Question: How many tokens ahead does GPT 3.5 look with its beam search feature?
Extra context: I found it hard to find good references for beam search, a decent starting point seemed to be huggingface blog post.
I tried asking BingChat about GPT-3.5 beam search length: BingChat replied that it was 10 tokens but could only give a 'reference' to an OpenAI API page which did not seem to support the claim. I couldn't find any other results online.
Why I care?

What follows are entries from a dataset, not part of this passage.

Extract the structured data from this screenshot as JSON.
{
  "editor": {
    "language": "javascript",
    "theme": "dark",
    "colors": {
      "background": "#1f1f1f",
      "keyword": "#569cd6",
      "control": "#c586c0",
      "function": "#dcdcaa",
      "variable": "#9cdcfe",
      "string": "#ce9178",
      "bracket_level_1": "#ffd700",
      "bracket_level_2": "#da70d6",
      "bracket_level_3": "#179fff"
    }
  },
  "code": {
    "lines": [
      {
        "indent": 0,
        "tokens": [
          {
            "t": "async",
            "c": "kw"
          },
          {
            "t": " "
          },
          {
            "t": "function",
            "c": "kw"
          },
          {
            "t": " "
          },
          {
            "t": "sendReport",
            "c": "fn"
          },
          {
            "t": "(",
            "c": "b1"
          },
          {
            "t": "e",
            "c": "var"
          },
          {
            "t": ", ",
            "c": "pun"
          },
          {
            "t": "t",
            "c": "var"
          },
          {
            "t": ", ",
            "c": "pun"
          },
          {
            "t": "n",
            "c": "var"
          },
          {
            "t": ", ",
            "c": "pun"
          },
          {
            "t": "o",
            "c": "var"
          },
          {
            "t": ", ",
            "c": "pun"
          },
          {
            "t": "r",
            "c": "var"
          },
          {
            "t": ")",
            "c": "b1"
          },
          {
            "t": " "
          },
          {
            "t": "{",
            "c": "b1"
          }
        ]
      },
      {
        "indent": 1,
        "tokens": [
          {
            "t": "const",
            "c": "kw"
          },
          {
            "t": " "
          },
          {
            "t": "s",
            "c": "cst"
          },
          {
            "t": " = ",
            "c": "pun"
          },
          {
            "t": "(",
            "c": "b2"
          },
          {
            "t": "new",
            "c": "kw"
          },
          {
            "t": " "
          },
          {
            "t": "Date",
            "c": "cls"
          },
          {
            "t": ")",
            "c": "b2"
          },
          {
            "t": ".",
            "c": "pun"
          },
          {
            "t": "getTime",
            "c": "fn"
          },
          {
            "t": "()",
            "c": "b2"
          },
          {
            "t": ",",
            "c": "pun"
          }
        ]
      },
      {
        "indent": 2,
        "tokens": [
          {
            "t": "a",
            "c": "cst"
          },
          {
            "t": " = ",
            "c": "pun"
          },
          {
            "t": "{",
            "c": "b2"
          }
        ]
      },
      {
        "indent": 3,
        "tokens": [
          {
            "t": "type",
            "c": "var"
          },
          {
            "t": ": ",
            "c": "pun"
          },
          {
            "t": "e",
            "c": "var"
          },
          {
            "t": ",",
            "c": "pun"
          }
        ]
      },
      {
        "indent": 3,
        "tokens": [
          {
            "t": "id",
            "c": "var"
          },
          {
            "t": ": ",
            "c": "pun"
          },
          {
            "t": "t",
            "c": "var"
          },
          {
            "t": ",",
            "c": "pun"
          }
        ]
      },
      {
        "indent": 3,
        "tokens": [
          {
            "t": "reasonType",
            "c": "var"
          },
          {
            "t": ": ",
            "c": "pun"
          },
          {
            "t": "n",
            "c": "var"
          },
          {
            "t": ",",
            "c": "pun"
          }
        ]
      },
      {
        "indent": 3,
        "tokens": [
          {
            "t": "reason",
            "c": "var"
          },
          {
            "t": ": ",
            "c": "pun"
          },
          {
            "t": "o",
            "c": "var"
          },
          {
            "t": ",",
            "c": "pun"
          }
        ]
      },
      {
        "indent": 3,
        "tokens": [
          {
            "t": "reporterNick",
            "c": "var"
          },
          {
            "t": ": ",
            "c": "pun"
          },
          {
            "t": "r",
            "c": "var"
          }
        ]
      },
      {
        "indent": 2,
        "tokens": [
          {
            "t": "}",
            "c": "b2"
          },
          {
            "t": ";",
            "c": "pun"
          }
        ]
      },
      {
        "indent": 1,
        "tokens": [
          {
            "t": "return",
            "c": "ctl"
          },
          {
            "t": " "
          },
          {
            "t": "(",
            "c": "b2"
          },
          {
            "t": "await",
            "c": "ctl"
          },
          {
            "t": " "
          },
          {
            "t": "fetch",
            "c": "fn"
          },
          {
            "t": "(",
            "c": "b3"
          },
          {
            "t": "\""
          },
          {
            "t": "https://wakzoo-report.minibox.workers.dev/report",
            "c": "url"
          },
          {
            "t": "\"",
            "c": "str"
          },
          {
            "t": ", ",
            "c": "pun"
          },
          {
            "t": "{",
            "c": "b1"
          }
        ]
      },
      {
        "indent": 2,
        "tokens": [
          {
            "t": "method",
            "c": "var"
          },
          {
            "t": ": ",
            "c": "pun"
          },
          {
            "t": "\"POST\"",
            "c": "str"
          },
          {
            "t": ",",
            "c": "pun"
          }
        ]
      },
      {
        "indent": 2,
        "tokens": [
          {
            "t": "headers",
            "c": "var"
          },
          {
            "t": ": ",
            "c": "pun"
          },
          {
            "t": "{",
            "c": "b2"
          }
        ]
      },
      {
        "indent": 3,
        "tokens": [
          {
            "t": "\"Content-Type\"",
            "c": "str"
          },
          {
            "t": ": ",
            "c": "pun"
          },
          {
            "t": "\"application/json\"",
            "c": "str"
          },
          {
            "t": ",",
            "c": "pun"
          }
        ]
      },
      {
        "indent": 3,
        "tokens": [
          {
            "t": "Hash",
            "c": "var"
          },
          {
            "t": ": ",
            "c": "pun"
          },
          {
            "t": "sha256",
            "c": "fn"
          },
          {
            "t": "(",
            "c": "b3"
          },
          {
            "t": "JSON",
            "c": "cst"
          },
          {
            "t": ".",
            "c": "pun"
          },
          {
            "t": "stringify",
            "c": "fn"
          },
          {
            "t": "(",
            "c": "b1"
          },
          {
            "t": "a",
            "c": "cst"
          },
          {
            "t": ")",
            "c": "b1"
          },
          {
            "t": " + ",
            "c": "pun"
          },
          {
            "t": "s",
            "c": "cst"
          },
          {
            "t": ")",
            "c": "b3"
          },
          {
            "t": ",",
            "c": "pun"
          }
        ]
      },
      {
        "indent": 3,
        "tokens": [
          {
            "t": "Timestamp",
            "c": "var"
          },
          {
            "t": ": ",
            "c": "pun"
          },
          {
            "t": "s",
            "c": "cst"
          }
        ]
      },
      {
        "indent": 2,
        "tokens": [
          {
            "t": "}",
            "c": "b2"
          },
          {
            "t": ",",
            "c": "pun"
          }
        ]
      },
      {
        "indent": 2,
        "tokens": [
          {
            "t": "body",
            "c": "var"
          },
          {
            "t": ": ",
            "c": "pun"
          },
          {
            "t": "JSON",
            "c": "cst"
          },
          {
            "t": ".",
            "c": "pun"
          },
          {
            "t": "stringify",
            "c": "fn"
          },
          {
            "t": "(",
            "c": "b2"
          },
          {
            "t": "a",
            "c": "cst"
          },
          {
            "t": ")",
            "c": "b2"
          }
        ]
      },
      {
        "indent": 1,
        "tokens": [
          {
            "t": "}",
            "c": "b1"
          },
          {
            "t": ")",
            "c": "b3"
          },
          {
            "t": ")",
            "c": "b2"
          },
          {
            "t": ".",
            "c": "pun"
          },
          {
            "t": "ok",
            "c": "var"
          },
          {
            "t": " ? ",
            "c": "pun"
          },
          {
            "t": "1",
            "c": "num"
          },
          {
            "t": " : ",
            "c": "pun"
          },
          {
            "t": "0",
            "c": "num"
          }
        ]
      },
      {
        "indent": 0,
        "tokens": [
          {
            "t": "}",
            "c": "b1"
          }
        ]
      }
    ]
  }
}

Suppose I have a long theatre review and want to score how impressed the critic was by the quality of acting on a scale of: -5 extremely unimpressed to +5 extremely impressed. My prompts currently ask the model to finish the reply with a sentence in the form: "Overall the critic was very impressed by the quality of acting - score 4." But perhaps by asking the model to continue generation I can make the prompts more reliable. E.g. I could ask the model to subsequently explain the score with a quotation from the text; e.g. along the lines of "Overall the critic was very impressed by the quality of acting - score 4/5 - and indeed that 'Mark Strong's performance stole the show'"
Knowing beam search length would really help me design prompts like these (which ask for the continuation of text after a numerical score to improve reliability).